E per gli arretrati degli invalidi assoluti?


Come già sappiamo, la possibilità di richiedere gli arretrati degli aumenti della pensione d’invalidità civile è possibile grazie all’emanazione del “Decreto Agosto”, che ha dato applicazione alla sentenza n. 152 del 23 giugno 2020, della Corte Costituzionale ed è stato in seguito convertito nella Legge n. 126 del 13 ottobre 2020.


Ciò significa che è possibile richiedere gli arretrati solo da luglio 2020 fino al periodo di effettivo aumento della pensione. L’unica eccezione è costituita da quegli invalidi civili al 100% che abbiano compiuto 60 anni prima di questa modifica.
In questa singola ipotesi - salvo restando che bisogna comunque rientrare nei range economici prestabiliti di cui si dirà tra poco - è possibile richiedere ben più degli arretrati maturati da luglio 2020.


Anche in questo caso, la domanda dovrà essere proposta tramite il portale dell’INPS, accedendo alla propria posizione personale mediante le credenziali. Andranno allegati un certificato medico attestante l’invalidità, una DSU contenente il calcolo dell’ISEE aggiornato e un documento che dimostri di aver compiuto il sessantesimo anno di età al momento dell’introduzione della maggiorazione. Andrà, infine, compilata l’apposita domanda nella sezione “ricostituzione per maggiorazioni sociali”.
In alternativa, è possibile rivolgersi a un patronato o a un ente abilitato dall’INPS.

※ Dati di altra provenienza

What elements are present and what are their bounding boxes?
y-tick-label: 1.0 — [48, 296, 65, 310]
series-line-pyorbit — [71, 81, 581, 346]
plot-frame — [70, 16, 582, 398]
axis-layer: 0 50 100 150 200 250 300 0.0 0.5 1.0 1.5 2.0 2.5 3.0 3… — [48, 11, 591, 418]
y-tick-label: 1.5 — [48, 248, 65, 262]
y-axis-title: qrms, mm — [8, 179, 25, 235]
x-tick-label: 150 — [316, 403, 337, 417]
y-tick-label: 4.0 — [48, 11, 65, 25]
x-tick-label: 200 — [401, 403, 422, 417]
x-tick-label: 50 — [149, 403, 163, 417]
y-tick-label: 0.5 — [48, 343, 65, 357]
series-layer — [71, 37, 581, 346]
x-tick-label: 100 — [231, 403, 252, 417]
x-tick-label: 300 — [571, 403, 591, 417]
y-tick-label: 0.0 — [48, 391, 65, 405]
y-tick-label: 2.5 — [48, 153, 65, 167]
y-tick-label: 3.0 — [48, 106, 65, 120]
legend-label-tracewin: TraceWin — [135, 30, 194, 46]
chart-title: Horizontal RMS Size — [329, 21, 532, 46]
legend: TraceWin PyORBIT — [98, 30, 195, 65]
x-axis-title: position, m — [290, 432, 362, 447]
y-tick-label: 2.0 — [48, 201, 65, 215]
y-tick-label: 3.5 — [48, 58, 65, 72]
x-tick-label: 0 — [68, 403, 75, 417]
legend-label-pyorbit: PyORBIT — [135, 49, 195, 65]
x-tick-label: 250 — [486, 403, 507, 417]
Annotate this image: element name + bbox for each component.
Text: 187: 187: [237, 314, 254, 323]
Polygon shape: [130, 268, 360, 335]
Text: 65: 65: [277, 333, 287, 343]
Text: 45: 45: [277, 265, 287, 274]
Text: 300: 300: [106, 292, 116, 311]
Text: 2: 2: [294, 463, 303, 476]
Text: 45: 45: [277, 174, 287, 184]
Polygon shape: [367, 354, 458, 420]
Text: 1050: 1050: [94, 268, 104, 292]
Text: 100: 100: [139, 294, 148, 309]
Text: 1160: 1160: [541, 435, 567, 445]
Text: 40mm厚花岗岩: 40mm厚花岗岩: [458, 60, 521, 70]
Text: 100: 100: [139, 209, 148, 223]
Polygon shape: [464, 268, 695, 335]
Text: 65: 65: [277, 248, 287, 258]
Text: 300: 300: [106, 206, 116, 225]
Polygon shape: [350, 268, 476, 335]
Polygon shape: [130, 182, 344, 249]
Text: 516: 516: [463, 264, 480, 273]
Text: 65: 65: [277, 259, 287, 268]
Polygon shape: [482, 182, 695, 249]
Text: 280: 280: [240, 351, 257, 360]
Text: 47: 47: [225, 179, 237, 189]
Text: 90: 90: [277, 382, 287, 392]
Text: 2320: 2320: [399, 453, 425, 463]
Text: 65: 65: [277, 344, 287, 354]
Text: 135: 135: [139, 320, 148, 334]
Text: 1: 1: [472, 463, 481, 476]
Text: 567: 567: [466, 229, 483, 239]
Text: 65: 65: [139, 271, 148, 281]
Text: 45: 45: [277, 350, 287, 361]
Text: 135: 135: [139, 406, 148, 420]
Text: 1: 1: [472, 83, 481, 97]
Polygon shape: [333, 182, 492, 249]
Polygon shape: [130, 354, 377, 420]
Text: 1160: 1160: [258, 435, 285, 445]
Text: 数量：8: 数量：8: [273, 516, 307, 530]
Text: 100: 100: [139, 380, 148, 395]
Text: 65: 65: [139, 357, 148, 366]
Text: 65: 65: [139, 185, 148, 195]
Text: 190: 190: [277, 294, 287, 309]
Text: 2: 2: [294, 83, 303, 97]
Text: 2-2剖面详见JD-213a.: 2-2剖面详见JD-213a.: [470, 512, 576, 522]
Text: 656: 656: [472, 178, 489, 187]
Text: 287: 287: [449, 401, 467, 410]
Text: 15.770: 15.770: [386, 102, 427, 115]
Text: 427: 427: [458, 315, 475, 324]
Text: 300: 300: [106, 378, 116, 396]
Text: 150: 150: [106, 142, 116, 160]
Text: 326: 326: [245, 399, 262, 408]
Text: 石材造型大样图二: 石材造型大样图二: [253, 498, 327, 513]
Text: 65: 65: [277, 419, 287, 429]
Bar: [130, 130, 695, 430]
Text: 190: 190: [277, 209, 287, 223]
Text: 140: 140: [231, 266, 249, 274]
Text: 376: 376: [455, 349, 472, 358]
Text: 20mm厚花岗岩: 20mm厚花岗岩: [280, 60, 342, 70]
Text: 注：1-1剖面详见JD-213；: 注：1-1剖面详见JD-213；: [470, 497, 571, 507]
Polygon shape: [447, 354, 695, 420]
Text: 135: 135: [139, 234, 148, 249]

Ma quali sono i limiti di reddito per presentare tale domanda e, più in generale, per ottenere la maggiorazione?
- Euro 4.333,29 per la maggiorazione sociale in misura piena;
- Euro 9.555,65 per la maggiorazione sociale in misura ridotta;
- Euro 11.280,62 (reddito coniugato) per la maggiorazione sociale in misura piena;
- Euro 16.502,98 (reddito da coniugato): per la maggiorazione sociale in misura ridotta.


Occorre, da ultimo, precisare che alla formazione di tali soglie non concorrono i redditi da prima casa e quelli derivanti da indennità di accompagnamento, mentre andranno presi in considerazione quelli esenti Irpef.
Viceversa, la maggiorazione versata non costituirà reddito imponibile.